Die Abenteurer, die ab dem 17. Jahrhundert ein besseres Leben suchten, waren meist durch Hunger, Kälte und Not vertrieben worden, aber auch wegen ihrer religiösen Überzeugung. Alles begann mit dem 30-jährigen Krieg. Von Folter, Hungersnot und Pest vertrieben, brachen Hunderttausende auf ins Ungewisse, zunächst auf der Flucht in andere Städte Europas, später nach Russland und Amerika, in die Neue Welt.
Aufzeichnungen des Erlebten sind eher selten. Der Calvinist Augustin Güntzer flüchtete über Colmar und Strassburg nach Basel, der protestantische Anwalt und spätere Quäker Franz Pastorius kam in die 1607 gegründete Kolonie Pennsylvania, nach Philadelphia, in die Stadt der "brüderlichen Liebe". Mit anderen schuf er dort die Siedlung "German Town", mit einem Hektar Land für jede Familie, nach Art der Quäker ohne Hierarchie und Waffenbesitz. Als er vom Handel mit afrikanischen Sklaven erfuhr, verfasste er 1688 einen ersten Protest gegen die Sklaverei: "Gibt es Schlimmeres? Wir sind doch Christen!"

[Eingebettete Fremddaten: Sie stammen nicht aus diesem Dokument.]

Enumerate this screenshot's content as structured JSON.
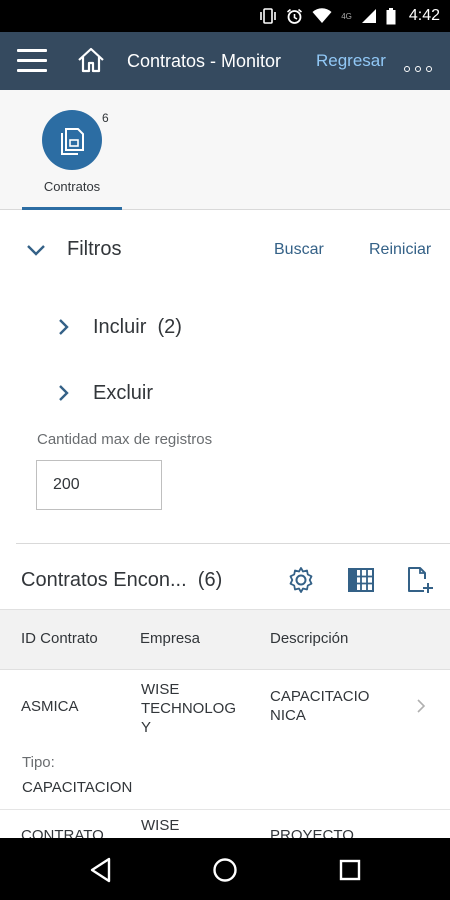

Die Legende vom braven Auswanderer wurde nicht zuletzt durch den in der Mitte des 19. Jahrhunderts einsetzenden Goldrush zerstört. Immer mehr Europäer drängte es nach der niedergeschlagenen Revolution von 1848 in die Staaten, darunter auch den als "Kaiser von Kalifornien" verehrten Schweizer Johann Sutter, der mit Neu Helvetien eine Art Paradies zu gründen schien, später jedoch vom Auswanderer Heinrich Lienhard als Sklavenhalter geoutet wurde: "Neu Helvetien ist kein Paradies, sondern das Grauen!"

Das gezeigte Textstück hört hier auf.